We got back to the station and took our lives in our hands crossing the road to the national museum. When we got there we saw that there was a subway we could have used. And then discovered that the museum is closed on a Monday! So back to the station. What to do. It was about 2pm and we could have just come straight back, but Marianne looked at the map and said “let’s jump on a train to Chur/Coire in south east Switzerland. As it happens that is Heidi country (“Ah! now we see what you were talking about at the start!”). The train wends its way through very pretty countryside, much of it by lakes and always with mountains on either side. We passed through the station at Maienfeld, which is where Heidi lived. Taking photos from a moving train is not a precise business, especially on electrified lines. You may find a tree appears just as you press the shutter release, or, more likely, you get a mast in the middle of the picture. This one was taken just past Maienfeld and is typical of the scenery.

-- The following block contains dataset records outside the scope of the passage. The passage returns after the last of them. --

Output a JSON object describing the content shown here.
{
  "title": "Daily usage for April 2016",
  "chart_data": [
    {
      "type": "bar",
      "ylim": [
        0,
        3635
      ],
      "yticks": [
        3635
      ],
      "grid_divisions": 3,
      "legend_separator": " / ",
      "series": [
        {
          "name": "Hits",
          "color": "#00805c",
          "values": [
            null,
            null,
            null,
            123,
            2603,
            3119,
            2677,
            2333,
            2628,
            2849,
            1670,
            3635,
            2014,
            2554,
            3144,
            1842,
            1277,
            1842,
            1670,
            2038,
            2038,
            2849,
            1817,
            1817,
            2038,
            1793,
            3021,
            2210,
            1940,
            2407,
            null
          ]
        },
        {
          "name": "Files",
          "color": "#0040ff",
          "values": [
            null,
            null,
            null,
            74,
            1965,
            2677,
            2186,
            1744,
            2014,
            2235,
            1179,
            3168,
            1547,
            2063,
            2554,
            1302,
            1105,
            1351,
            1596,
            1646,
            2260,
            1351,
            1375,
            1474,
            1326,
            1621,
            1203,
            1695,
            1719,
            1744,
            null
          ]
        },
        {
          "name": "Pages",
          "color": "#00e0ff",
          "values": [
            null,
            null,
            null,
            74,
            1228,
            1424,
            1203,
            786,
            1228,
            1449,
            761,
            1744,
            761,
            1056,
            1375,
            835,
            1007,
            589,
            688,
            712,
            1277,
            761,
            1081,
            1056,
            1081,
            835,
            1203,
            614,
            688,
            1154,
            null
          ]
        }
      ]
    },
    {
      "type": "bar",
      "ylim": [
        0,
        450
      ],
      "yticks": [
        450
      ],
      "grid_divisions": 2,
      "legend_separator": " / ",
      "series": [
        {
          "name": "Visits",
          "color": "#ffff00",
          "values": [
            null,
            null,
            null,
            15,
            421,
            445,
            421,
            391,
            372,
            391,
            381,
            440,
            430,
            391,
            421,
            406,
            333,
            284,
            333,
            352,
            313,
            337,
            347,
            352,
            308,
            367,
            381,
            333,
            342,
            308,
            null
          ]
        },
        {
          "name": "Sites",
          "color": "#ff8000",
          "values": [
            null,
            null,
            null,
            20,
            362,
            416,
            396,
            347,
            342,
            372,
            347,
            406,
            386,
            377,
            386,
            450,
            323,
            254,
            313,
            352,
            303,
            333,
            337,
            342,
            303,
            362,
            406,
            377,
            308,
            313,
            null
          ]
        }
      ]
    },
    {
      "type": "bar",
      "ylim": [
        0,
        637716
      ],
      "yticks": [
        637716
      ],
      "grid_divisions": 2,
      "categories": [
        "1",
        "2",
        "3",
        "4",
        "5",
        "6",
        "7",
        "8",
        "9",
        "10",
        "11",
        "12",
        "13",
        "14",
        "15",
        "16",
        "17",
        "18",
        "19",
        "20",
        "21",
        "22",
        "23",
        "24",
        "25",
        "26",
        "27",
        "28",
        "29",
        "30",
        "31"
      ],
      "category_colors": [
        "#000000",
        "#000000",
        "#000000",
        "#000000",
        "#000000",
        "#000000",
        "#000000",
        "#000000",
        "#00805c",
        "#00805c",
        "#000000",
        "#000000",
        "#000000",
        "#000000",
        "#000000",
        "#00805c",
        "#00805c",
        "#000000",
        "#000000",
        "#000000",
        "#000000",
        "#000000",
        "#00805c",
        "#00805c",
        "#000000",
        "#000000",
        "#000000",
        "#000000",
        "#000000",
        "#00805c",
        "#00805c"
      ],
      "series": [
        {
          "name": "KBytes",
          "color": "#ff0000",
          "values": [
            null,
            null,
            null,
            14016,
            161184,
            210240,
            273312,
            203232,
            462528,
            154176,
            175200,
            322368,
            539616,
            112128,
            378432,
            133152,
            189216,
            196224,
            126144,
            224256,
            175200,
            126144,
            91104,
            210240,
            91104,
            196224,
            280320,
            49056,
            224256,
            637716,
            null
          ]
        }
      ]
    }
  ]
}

When we got to Chur we couldn’t find any way to progress further. The only trains seemed to go north or south or be the narrow gauge scenic trains, pictured here. Se we decided that the best bet was just to return via Zurich, especially as there was a faster train than the one we had come on about to depart. It was another double decker and this one had a toddler’s play area upstairs. I missed half the journey back as lack of sleep began to take its toll. Indeed, perhaps that was why I couldn’t find a Yverdon train (though they run every hour) at Zurich, and so we got another double decker through Berne to Lausanne, arriving about 3 minutes before the Yverdon train left. By the time we got to Berne I was feeling like death warmed up. Weary, and with a headache I just wanted to go to sleep. But once we finally got to Yverdon at about 1915 I felt a lot better and declined the offer of pain killers. Plenty of fluid and spaghetti bolognese probably had something to do with it. Then downloading all the pictures and writing this before bed. Shall we do the same kind of thing tomorrow?